After lunch today, I got back into my car to go to my next stop. A talk show was on the radio, and a caller was accusing the talker of having the temerity actually to pay for his own health care.
The caller was blaming the man for going against some unspoken tenet of the caller’s – the one that says that no one should pay for his or her own health care because it is a “right.” And if it is a “right” then it is the obligation of “society” to pay for his health care.
I damn near drove off the road at that attitude.
But it prompted a flash of insight.
In that flash, I saw a future where “the system” would work to relieve us of responsibility to care for ourselves.
Let me be absolutely clear here. My worldview holds that I am created by an omniscient, omnipotent God. In this phase of my existence, I am loaned a body to live in. That body will one day die, and I shall be changed. But up until that point, I have a responsibility to maintain that body on loan from God to the best of my ability. That’s known as stewardship.
Politicized, collectivized, mandatory, socialized health care will work against that worldview in the most insidious way possible. It will either take from me or severely limit my ability to exercise my responsibility to take care of that which God has loaned me.

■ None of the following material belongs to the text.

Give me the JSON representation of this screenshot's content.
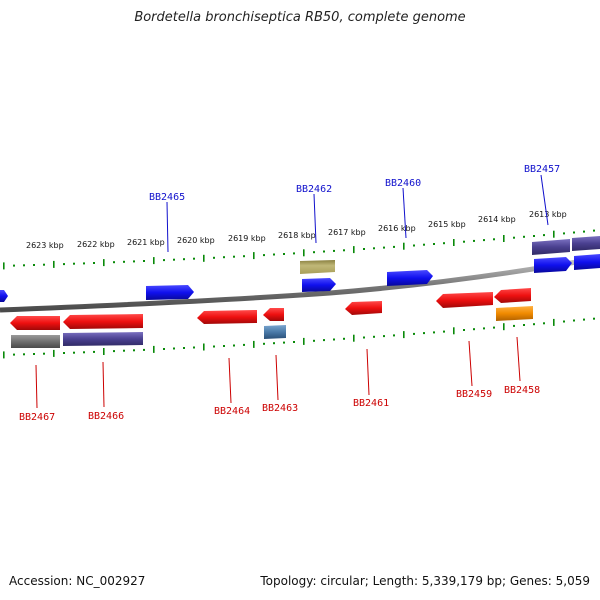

So what, you ask, has that got to do with your memoir, Doug?
Glad you asked.
The answer is that what happened to me 35 years ago, when I began the recovery process from the disease of addiction, was that I suddenly understood that it was my responsibility.
“I can’t believe I ate the whooooole thing,” the guy in the old Alka-Seltzer ad says in misery.
“You ate it, Ralph,” carps his wife.
Ralph’s wife was helping him see where the responsibility lay for his abused and bloated gut.
Likewise I awoke – but for sure with no carping wife’s help – to responsibility.
Recovery is impossible until we accept responsibility for what we did – and for what we will do about it.